The ratio of Americans using mobile banking, from downloadable apps to texting services, grew from one-fifth in 2010 to one-quarter in 2011 and to one-third in 2012, according to Javelin Strategy and Research. Bank executives say that in addition to new users, more people are using multiple services.
That trend mirrors the increasing use of feature-rich smartphones.
Half of Americans now use smartphones, and just 12 percent report having no cellphone, according to a 2012 survey by the Pew Internet & American Life Project.
Marc Warshawsky, senior vice president of mobile solutions, noted Bank of America has seen growth rates among active users of mobile services rise more than 30 percent per year - a rate reported by most of the companies interviewed.
"And the engagement levels of active users are 2½ times higher than customers who don't use mobile," he said.
Ravi Acharya, senior vice president in charge of consumer digital banking for Chase, said solving customer "pain points" - that is, making daily transactions more convenient - is not just a goal of mobile tools, but increasingly an expectation from customers.
Between December 2011 and December 2012, the number of mobile check deposits increased 65 percent.
"The number of checks deposited in branches decreased at that same time," Acharya said.
He and others noted that banking habits do not seem to be converting completely to digital.
But Ajami said the customers who use mobile tend to be the most engaged. That is, they have the largest number of transactions and use the most services.

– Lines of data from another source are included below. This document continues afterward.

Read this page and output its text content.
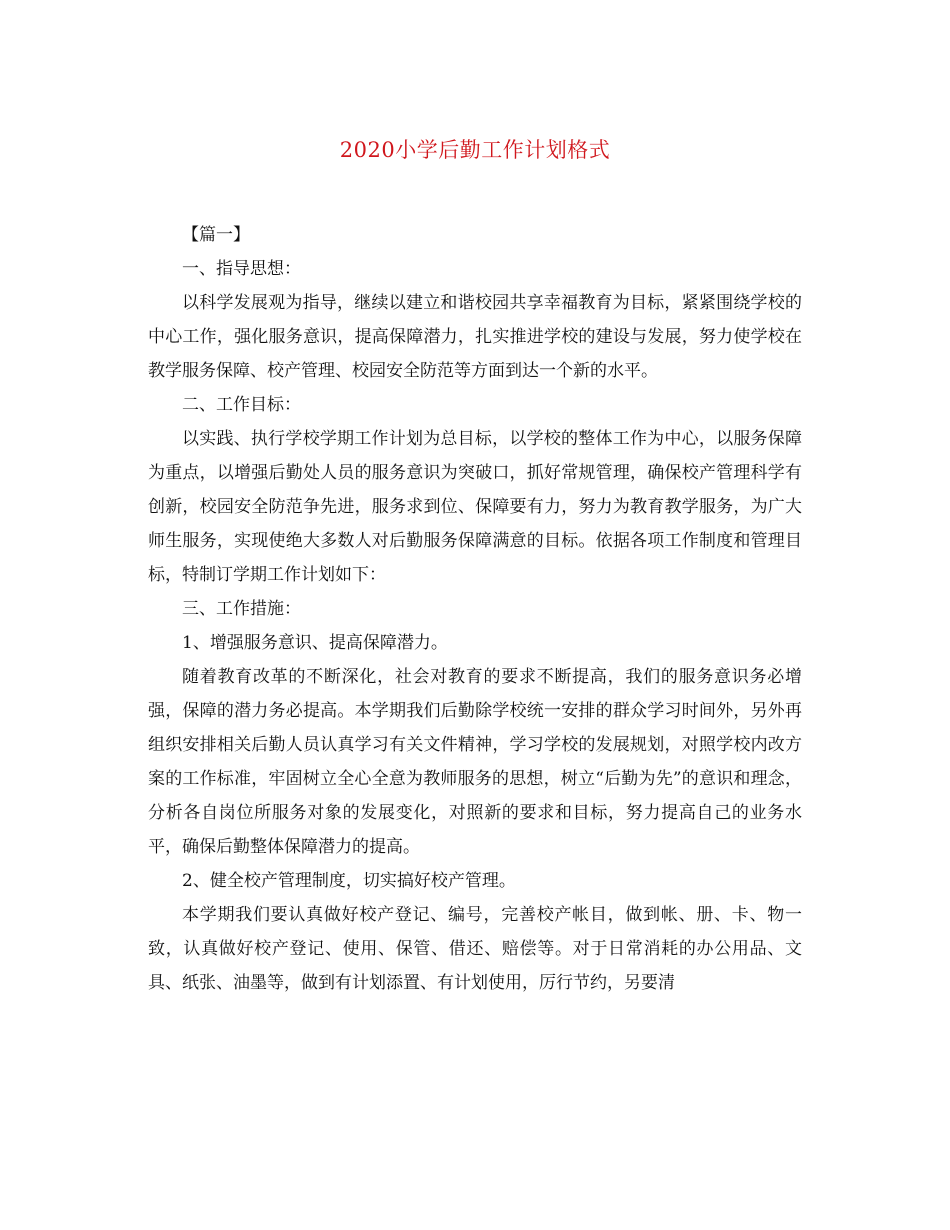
2020小学后勤工作计划格式

【篇一】

一、指导思想：

以科学发展观为指导，继续以建立和谐校园共享幸福教育为目标，紧紧围绕学校的中心工作，强化服务意识，提高保障潜力，扎实推进学校的建设与发展，努力使学校在教学服务保障、校产管理、校园安全防范等方面到达一个新的水平。

二、工作目标：

以实践、执行学校学期工作计划为总目标，以学校的整体工作为中心，以服务保障为重点，以增强后勤处人员的服务意识为突破口，抓好常规管理，确保校产管理科学有创新，校园安全防范争先进，服务求到位、保障要有力，努力为教育教学服务，为广大师生服务，实现使绝大多数人对后勤服务保障满意的目标。依据各项工作制度和管理目标，特制订学期工作计划如下：

三、工作措施：

1、增强服务意识、提高保障潜力。

随着教育改革的不断深化，社会对教育的要求不断提高，我们的服务意识务必增强，保障的潜力务必提高。本学期我们后勤除学校统一安排的群众学习时间外，另外再组织安排相关后勤人员认真学习有关文件精神，学习学校的发展规划，对照学校内改方案的工作标准，牢固树立全心全意为教师服务的思想，树立“后勤为先”的意识和理念，分析各自岗位所服务对象的发展变化，对照新的要求和目标，努力提高自己的业务水平，确保后勤整体保障潜力的提高。

2、健全校产管理制度，切实搞好校产管理。

本学期我们要认真做好校产登记、编号，完善校产帐目，做到帐、册、卡、物一致，认真做好校产登记、使用、保管、借还、赔偿等。对于日常消耗的办公用品、文具、纸张、油墨等，做到有计划添置、有计划使用，厉行节约，另要清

"It's really about earning the right to have that follow-up conversation and hopefully sell more products," he said.
Jimmy Stead, Frost Bank's director of digital products and services, agreed that branches will remain, though perhaps with a shifted focus.
"It's going to be less about doing a transaction and more about getting financial advice and learning," Stead said.
Stead said he envisions banking companies will one day be able to set up customers with complete mobile wallets and capitalize on phones' GPS capabilities, perhaps as another factor to refine fraud detection algorithms.
Acharya also talked excitedly about the future but warned that successful innovations take committed investments paired with thoughtfully monitored consumer trends.
"We need to walk before we run," he said. "You can't get too far ahead of your customers, or you'll end up falling behind."